Healthcare Reform Simplified: Medicare
A series of blog posts reviewing the basics of healthcare reform and how it will impact regular Americans. Post 5
Medicare actually received quite a bit of attention within the Affordable Care Act (ACA). The changes to Medicare will be less dramatic to the Medicare beneficiaries than to individuals or families. Most of the emphasis of the ACA on Medicare is directed at reducing long term costs and increasing quality and coordination of care. However, there are a couple of items that will help Medicare beneficiaries immediately and in the near future.
The ACA requirement to include specific preventive office visits at no charge for individual and business plans, also pertains to Original Medicare and Medicare Advantage plans.
No charge, no copayment, no coinsurance visits
- “Welcome to Medicare” preventive visit is now covered without cost sharing during your first 12 months of Part B coverage. This exam is a one-time review of your health as well as education and counseling about preventive services and other care.
- Counseling for tobacco cessation
- Screenings: No more Medicare Part B deductible or copayment for these screenings if certain coverage criteria apply:
- Bone mass measurement
- Cervical cancer screening, including Pap smear tests and pelvic exams
- Cholesterol and other cardiovascular screenings
- Colorectal cancer screening (except for barium enemas)
- Diabetes screening
- Flu shot, pneumonia shot, and the hepatitis B shot
- HIV screening for people at increased risk or who ask for the test
- Medical nutrition therapy to help people manage diabetes or kidney disease
- Prostate cancer screening (except digital rectal examinations)
Some of the screenings may need additional tests or visits that may include copayment.
The coverage gap, also know as the donut hole, in the Part D Prescription Drug plans (PDP) will slowly shrink over the next decade. It has been a challenge for PDP enrollees to cover the cost of their medications between the initial coverage period, where the prescriptions had set copayments, through the coverage gap with little drug cost help until they hit the catastrophic coverage limit. The ACA slowly reduces the coinsurance percentage PDP participants will pay down to 25% for brand name and generic drugs by 2020.
- 2012: you’ll pay 50% for brand-name drugs and 86% for generic drugs
- 2013: 47.5% for brand-names and 79% for generics
- 2014: 47.5% for brand-names and 72% for generics
- 2015: 45% for brand-names and 65% for generics
- 2016: 45% for brand-names and 58% for generics
- 2017: 40% for brand-names and 51% for generics
- 2018: 35% for brand-names and 44% for generics
- 2019: 30% for brand-names and 37% for generics
- 2020: 25% for brand-names and 25% for generics
Authorized under the ACA, the CCTP will create and fund programs to help Medicare patients leaving the hospital transition to appropriate care to minimize re-admission to the hospital for the same illness. Hospitalizations account for approximately 33 percent of total Medicare expenditures and represent the largest program outlay. The Medicare Payment Advisory Commission estimated Medicare costs of approximately $15 billion due to re-admissions, $12 billion of which is for cases considered preventable.

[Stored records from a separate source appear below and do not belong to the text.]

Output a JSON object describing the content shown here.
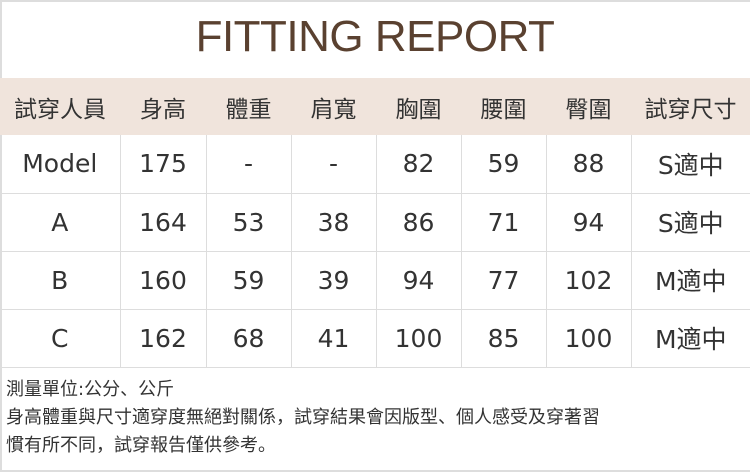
{
  "title": "FITTING REPORT",
  "headers": [
    "試穿人員",
    "身高",
    "體重",
    "肩寬",
    "胸圍",
    "腰圍",
    "臀圍",
    "試穿尺寸"
  ],
  "rows": [
    [
      "Model",
      "175",
      "-",
      "-",
      "82",
      "59",
      "88",
      "S適中"
    ],
    [
      "A",
      "164",
      "53",
      "38",
      "86",
      "71",
      "94",
      "S適中"
    ],
    [
      "B",
      "160",
      "59",
      "39",
      "94",
      "77",
      "102",
      "M適中"
    ],
    [
      "C",
      "162",
      "68",
      "41",
      "100",
      "85",
      "100",
      "M適中"
    ]
  ],
  "notes": [
    "測量單位:公分、公斤",
    "身高體重與尺寸適穿度無絕對關係，試穿結果會因版型、個人感受及穿著習",
    "慣有所不同，試穿報告僅供參考。"
  ],
  "colors": {
    "title": "#5a4130",
    "header_bg": "#f0e4dc"
  }
}
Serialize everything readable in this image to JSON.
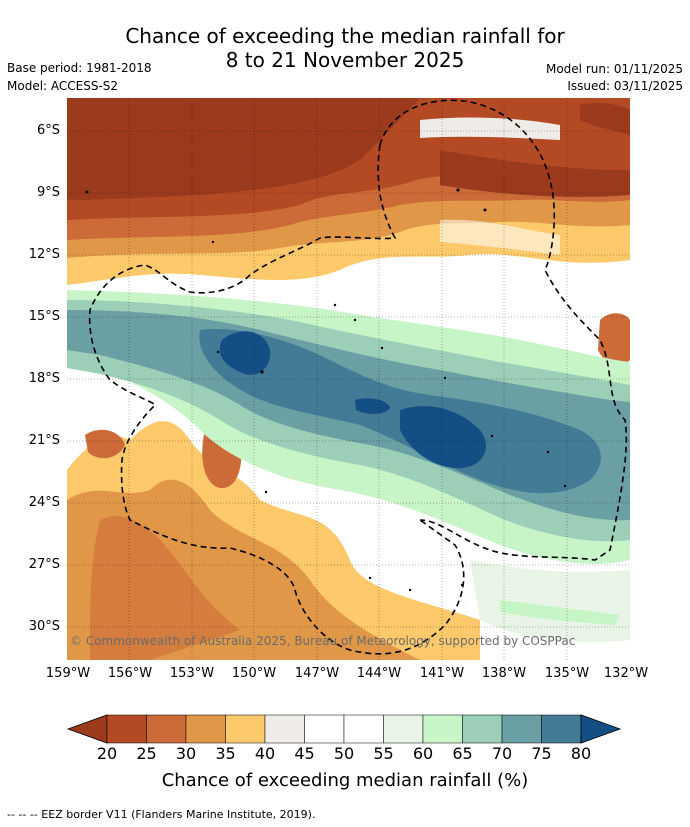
{
  "title_line1": "Chance of exceeding the median rainfall for",
  "title_line2": "8 to 21 November 2025",
  "meta": {
    "base_period": "Base period: 1981-2018",
    "model": "Model: ACCESS-S2",
    "model_run": "Model run: 01/11/2025",
    "issued": "Issued: 03/11/2025"
  },
  "map": {
    "lat_labels": [
      "6°S",
      "9°S",
      "12°S",
      "15°S",
      "18°S",
      "21°S",
      "24°S",
      "27°S",
      "30°S"
    ],
    "lon_labels": [
      "159°W",
      "156°W",
      "153°W",
      "150°W",
      "147°W",
      "144°W",
      "141°W",
      "138°W",
      "135°W",
      "132°W"
    ],
    "credit": "© Commonwealth of Australia 2025, Bureau of Meteorology, supported by COSPPac"
  },
  "colorbar": {
    "ticks": [
      "20",
      "25",
      "30",
      "35",
      "40",
      "45",
      "50",
      "55",
      "60",
      "65",
      "70",
      "75",
      "80"
    ],
    "colors": [
      "#9c3a1e",
      "#b44a24",
      "#cc6a38",
      "#e09848",
      "#fdc96a",
      "#efebe6",
      "#ffffff",
      "#ffffff",
      "#e8f4e6",
      "#c8f5c8",
      "#9bcfb8",
      "#6a9fa4",
      "#437a96",
      "#134e85"
    ],
    "title": "Chance of exceeding median rainfall (%)"
  },
  "eez_note": "-- -- -- EEZ border V11 (Flanders Marine Institute, 2019)."
}
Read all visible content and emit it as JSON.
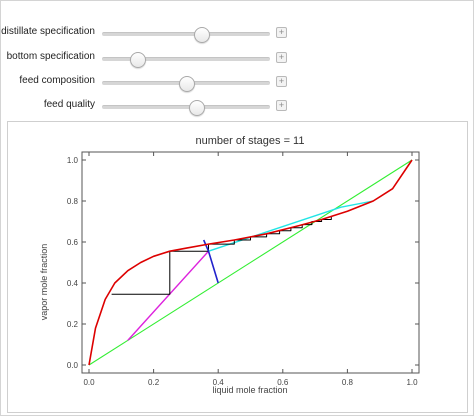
{
  "controls": [
    {
      "label": "distillate specification",
      "value": 0.59
    },
    {
      "label": "bottom specification",
      "value": 0.21
    },
    {
      "label": "feed composition",
      "value": 0.5
    },
    {
      "label": "feed quality",
      "value": 0.56
    }
  ],
  "plus_symbol": "+",
  "chart_data": {
    "type": "line",
    "title": "number of stages = 11",
    "xlabel": "liquid mole fraction",
    "ylabel": "vapor mole fraction",
    "xlim": [
      0,
      1
    ],
    "ylim": [
      0,
      1
    ],
    "xticks": [
      "0.0",
      "0.2",
      "0.4",
      "0.6",
      "0.8",
      "1.0"
    ],
    "yticks": [
      "0.0",
      "0.2",
      "0.4",
      "0.6",
      "0.8",
      "1.0"
    ],
    "colors": {
      "equilibrium": "#dd0000",
      "diagonal": "#33ee33",
      "rectifying": "#22e5e5",
      "stripping": "#dd22dd",
      "q_line": "#2222cc",
      "stages": "#000000"
    },
    "series": [
      {
        "key": "equilibrium",
        "points": [
          [
            0,
            0
          ],
          [
            0.02,
            0.18
          ],
          [
            0.05,
            0.32
          ],
          [
            0.08,
            0.4
          ],
          [
            0.12,
            0.46
          ],
          [
            0.16,
            0.5
          ],
          [
            0.2,
            0.53
          ],
          [
            0.25,
            0.555
          ],
          [
            0.3,
            0.57
          ],
          [
            0.37,
            0.59
          ],
          [
            0.45,
            0.61
          ],
          [
            0.55,
            0.64
          ],
          [
            0.65,
            0.68
          ],
          [
            0.72,
            0.71
          ],
          [
            0.8,
            0.75
          ],
          [
            0.88,
            0.8
          ],
          [
            0.94,
            0.86
          ],
          [
            1,
            1
          ]
        ]
      },
      {
        "key": "diagonal",
        "points": [
          [
            0,
            0
          ],
          [
            1,
            1
          ]
        ]
      },
      {
        "key": "rectifying",
        "points": [
          [
            0.37,
            0.555
          ],
          [
            0.78,
            0.77
          ],
          [
            0.88,
            0.8
          ]
        ]
      },
      {
        "key": "stripping",
        "points": [
          [
            0.12,
            0.12
          ],
          [
            0.37,
            0.555
          ]
        ]
      },
      {
        "key": "q_line",
        "points": [
          [
            0.4,
            0.4
          ],
          [
            0.37,
            0.555
          ],
          [
            0.355,
            0.61
          ]
        ]
      },
      {
        "key": "stages",
        "points": [
          [
            0.07,
            0.345
          ],
          [
            0.25,
            0.345
          ],
          [
            0.25,
            0.555
          ],
          [
            0.37,
            0.555
          ],
          [
            0.37,
            0.59
          ],
          [
            0.45,
            0.59
          ],
          [
            0.45,
            0.61
          ],
          [
            0.5,
            0.61
          ],
          [
            0.5,
            0.625
          ],
          [
            0.55,
            0.625
          ],
          [
            0.55,
            0.64
          ],
          [
            0.59,
            0.64
          ],
          [
            0.59,
            0.655
          ],
          [
            0.625,
            0.655
          ],
          [
            0.625,
            0.67
          ],
          [
            0.66,
            0.67
          ],
          [
            0.66,
            0.685
          ],
          [
            0.69,
            0.685
          ],
          [
            0.69,
            0.7
          ],
          [
            0.72,
            0.7
          ],
          [
            0.72,
            0.71
          ],
          [
            0.75,
            0.71
          ],
          [
            0.75,
            0.725
          ]
        ]
      }
    ]
  }
}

The Medicare Shared Savings Program will reward Accountable Care Organizations (ACO) that lower growth in health care costs while meeting performance standards on quality of care and putting patients first. ACO’s might best be described as a hybrid between the Preferred Provider Organization (PPO) and a Health Maintenance Organization (HMO). The key is that all the physicians and providers in the network will work closely together on each patient’s case. Patient and provider participation in an ACO is purely voluntary. The Shared Savings Program is designed to improve beneficiary outcomes and increase value of care by:
- Promoting accountability for the care of Medicare FFS beneficiaries
- Requiring coordinated care for all services provided under Medicare FFS
- Encouraging investment in infrastructure and redesigned care processes
Decreasing reimbursement to Medicare Advantage Plans
Medicare pays a monthly amount to Medicare Advantage plans, private insurance plans that replace Original Medicare, on behalf of each Medicare beneficiary they enroll. Medicare was reimbursing almost $1,000 per year per enrollee more than it cost to administer a similar person enrolled in Original Medicare. Subsequently, starting in 2011 Medicare will begin reducing what they reimburse to Medicare Advantage plans to reduce costs. Medicare Advantage plans must still cover all the same benefits as Original Medicare. It remains to be seen if some of the MA plans will reduce some of the extra benefits offered, potentially increase monthly premiums or have no change at all in the coming years.